I'll never truly be over him but I think that I need to stop thinking of this situation all the time. I'll still wait for him but I just need to wait for him to be ready to speak to me.

I have decided that I will not move to Namibia. I may not have tom but I do have Mel and I will stay here until she is done with me. I have also began to put myself out there so I can make new friends so I can have more experiences with different people. That is what living is all about.

As my head is being lost in thought as I stare at the message that tom sent me a figure stand a small distance in front of me. When I look up I see tom staring at me and I stand up to move closer to him. He really is here and standing in front of me and I have to stop myself from reaching out to touch him. After blinking a few time I have assured myself it is him.

He doesn't look tense and he looks just as good as the first time I say him,"do you forgive me?" I ask and he nods to my surprise.
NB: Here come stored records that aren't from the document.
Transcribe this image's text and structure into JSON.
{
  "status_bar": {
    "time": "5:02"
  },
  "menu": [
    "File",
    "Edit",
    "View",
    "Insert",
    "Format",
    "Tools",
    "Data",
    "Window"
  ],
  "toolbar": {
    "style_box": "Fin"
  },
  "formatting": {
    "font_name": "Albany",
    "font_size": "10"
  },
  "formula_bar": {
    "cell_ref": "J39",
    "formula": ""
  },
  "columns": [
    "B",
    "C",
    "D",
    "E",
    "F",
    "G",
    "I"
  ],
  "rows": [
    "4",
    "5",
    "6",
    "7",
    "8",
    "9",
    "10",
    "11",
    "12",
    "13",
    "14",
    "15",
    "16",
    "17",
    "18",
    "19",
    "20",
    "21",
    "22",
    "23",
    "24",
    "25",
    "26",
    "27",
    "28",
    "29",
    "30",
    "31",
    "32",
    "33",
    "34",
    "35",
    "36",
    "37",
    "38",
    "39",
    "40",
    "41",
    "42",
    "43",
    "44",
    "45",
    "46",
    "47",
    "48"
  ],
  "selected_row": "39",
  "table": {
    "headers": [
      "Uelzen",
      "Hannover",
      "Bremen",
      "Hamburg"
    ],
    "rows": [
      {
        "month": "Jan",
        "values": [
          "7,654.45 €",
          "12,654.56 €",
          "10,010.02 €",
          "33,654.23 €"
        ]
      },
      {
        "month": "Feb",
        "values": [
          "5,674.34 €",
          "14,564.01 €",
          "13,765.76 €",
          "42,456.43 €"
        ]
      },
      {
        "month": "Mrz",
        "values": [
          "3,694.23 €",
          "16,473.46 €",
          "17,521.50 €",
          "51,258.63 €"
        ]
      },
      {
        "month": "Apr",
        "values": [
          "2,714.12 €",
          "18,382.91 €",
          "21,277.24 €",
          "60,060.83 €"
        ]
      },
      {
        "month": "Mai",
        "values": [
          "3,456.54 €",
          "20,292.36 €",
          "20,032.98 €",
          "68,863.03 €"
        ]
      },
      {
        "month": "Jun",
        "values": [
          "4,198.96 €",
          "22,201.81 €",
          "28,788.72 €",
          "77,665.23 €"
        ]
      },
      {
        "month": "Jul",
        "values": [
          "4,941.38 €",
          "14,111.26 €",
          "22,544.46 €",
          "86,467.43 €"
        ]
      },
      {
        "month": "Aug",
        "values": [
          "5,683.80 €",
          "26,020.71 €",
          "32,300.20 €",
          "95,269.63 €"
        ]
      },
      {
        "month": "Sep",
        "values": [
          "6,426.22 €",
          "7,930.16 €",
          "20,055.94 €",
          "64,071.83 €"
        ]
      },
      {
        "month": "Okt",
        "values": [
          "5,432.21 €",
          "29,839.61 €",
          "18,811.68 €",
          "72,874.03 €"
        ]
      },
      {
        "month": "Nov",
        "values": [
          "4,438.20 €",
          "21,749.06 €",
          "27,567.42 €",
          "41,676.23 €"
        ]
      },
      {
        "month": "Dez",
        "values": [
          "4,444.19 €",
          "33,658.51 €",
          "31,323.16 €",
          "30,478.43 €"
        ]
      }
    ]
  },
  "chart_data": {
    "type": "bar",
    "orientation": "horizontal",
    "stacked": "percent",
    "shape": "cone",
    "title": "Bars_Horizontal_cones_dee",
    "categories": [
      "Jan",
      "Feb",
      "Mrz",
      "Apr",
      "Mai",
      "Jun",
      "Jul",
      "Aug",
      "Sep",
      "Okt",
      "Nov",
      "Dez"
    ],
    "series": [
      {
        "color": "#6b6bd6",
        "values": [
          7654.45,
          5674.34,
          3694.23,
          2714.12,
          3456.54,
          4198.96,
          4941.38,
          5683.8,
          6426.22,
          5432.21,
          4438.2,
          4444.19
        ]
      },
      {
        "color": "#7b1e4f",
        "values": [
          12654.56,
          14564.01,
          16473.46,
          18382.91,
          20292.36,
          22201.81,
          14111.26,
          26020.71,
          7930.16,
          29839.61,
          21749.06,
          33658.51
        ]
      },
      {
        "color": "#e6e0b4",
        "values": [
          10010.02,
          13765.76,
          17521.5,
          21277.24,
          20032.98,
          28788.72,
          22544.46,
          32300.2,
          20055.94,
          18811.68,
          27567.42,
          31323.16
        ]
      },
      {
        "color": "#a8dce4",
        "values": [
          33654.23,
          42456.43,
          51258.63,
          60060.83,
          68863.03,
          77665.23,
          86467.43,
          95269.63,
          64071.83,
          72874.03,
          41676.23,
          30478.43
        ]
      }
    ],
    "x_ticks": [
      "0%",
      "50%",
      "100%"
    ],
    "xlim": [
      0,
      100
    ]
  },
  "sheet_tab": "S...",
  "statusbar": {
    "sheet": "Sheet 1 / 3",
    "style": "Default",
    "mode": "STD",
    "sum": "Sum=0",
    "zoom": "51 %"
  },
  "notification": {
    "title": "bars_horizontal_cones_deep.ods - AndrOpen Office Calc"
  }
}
"I think we need to start over," he says. He smiles at me and I return him a smile twice as big as his. He then moves beside me and reaches for my hand and we walk together into Starbucks with our hands intertwined.

As we sat down with coffees on the table and our hands still intertwined I knew that my life was no longer in pause. Now everything has fallen in place. In this moment with him, I knew this is what being alive is supposed to feel like.